Software code portions may allow or facilitate, when executed on a processing engine, that a coordinate-based input signal defines a manipulation of an image in a network device application, selected from change size, rotate, move and select.

Software code portions may allow or facilitate, when executed on a processing engine, that the network device implements a virtual screen that is pushed onto the mobile device. Software code portions may allow or facilitate, when executed on a processing engine, that at least one interaction area supports a communication or meeting application received from the at least one server. Software code portions may allow or facilitate, when executed on a processing engine, that the mobile device can provide at least one application function related to a network device application, which is not provided by the network device, whereby the application function can reside locally on the mobile device or on the at least one server.

Software code portions may allow or facilitate, when executed on a processing engine, that an application of the network device is residing locally in the network device or centrally on a server on the network

Software code portions may allow or facilitate, when executed on a processing engine, that the mobile device and/or the network device, or a display monitor coupled or connected to the network device, transmits beacons for short distance communication through which they are exchanging device information.

Software code portions may allow or facilitate, when executed on a processing engine, that the network device beacon is intermittently or continuously transmitting an identification signal.

Software code portions may allow or facilitate, when executed on a processing engine, that the mobile device receives a list of available network devices, whereby the list can comprise a beacon signal strength for each network device.

Software code portions may allow or facilitate, when executed on a processing engine, that the request for access to a network device is initiated by selecting a network device following a user action by the user of the mobile device

Software code portions may allow or facilitate, when executed on a processing engine: showing an indication of the connected devices both on the display and on the mobile device or showing an indication on the user' s mobile device of which network device it is connected to, or showing an indication on at least one network device display monitor, of the mobile devices to which the network device is connected.
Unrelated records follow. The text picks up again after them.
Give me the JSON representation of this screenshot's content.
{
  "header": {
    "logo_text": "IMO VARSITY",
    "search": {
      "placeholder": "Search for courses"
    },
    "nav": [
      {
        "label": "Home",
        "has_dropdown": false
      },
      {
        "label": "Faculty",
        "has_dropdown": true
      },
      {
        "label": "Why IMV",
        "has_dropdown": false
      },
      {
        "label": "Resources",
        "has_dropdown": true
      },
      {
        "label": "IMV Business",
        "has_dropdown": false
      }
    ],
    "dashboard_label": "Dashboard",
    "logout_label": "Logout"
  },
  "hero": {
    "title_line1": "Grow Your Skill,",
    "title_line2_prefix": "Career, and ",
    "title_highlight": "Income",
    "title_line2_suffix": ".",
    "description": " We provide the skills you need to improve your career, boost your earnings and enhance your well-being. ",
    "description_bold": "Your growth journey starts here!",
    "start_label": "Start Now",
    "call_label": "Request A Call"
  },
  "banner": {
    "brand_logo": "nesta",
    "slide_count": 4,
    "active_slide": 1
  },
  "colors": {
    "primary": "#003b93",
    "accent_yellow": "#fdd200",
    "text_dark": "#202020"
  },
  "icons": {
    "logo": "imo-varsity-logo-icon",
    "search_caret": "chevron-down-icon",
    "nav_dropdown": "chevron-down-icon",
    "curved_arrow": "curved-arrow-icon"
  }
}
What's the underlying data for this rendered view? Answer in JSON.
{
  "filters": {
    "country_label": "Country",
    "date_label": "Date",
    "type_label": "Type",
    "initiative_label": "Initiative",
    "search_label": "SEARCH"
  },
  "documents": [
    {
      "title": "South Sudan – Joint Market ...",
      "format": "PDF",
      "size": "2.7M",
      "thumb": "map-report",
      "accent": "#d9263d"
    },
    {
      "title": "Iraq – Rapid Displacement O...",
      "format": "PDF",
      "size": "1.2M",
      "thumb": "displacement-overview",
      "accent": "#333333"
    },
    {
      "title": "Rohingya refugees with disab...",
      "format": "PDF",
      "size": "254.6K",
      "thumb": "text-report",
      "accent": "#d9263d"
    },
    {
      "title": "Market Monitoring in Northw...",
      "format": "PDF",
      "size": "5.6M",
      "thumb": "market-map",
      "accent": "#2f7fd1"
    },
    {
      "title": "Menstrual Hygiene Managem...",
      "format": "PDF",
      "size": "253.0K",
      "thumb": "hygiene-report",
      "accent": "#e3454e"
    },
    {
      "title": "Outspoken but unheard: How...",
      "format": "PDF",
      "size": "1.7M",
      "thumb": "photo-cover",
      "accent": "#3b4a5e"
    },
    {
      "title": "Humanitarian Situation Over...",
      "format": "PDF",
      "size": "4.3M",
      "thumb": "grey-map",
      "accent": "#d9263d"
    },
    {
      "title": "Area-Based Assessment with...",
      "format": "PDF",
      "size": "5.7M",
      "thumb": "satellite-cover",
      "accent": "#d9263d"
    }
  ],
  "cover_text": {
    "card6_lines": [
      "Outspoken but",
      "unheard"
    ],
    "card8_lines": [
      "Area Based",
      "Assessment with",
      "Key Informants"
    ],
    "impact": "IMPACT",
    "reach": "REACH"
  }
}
Software code portions may allow or facilitate, when executed on a processing engine, that the request for access a network device is initiated by the strength of the transmitted beacon signal of the network device reaching a pre-defined threshold. For example log off of the network device can be initiated by the strength of the transmitted beacon signal of the network device weakening below a pre-defined threshold.

Software code portions may allow or facilitate, when executed on a processing engine, that a video stream captured by an image capture device such as a camera associated with the network device is sent to the mobile device over the beacon channel, or over a network via the at least one server.

Software code portions may allow or facilitate, when executed on a processing engine, that the authorization system is a single source system.

Any of the above software may be implemented as a computer program product which has been complied for a processing engine in any of the mobile device, the network device or a server. The computer program product may be stored on a non-transitory signal storage medium such as an optical disk (CD-ROM or DVD-ROM) , a digital magnetic tape, a magnetic disk, a solid state memory such as a USB flash memory, a ROM, etc.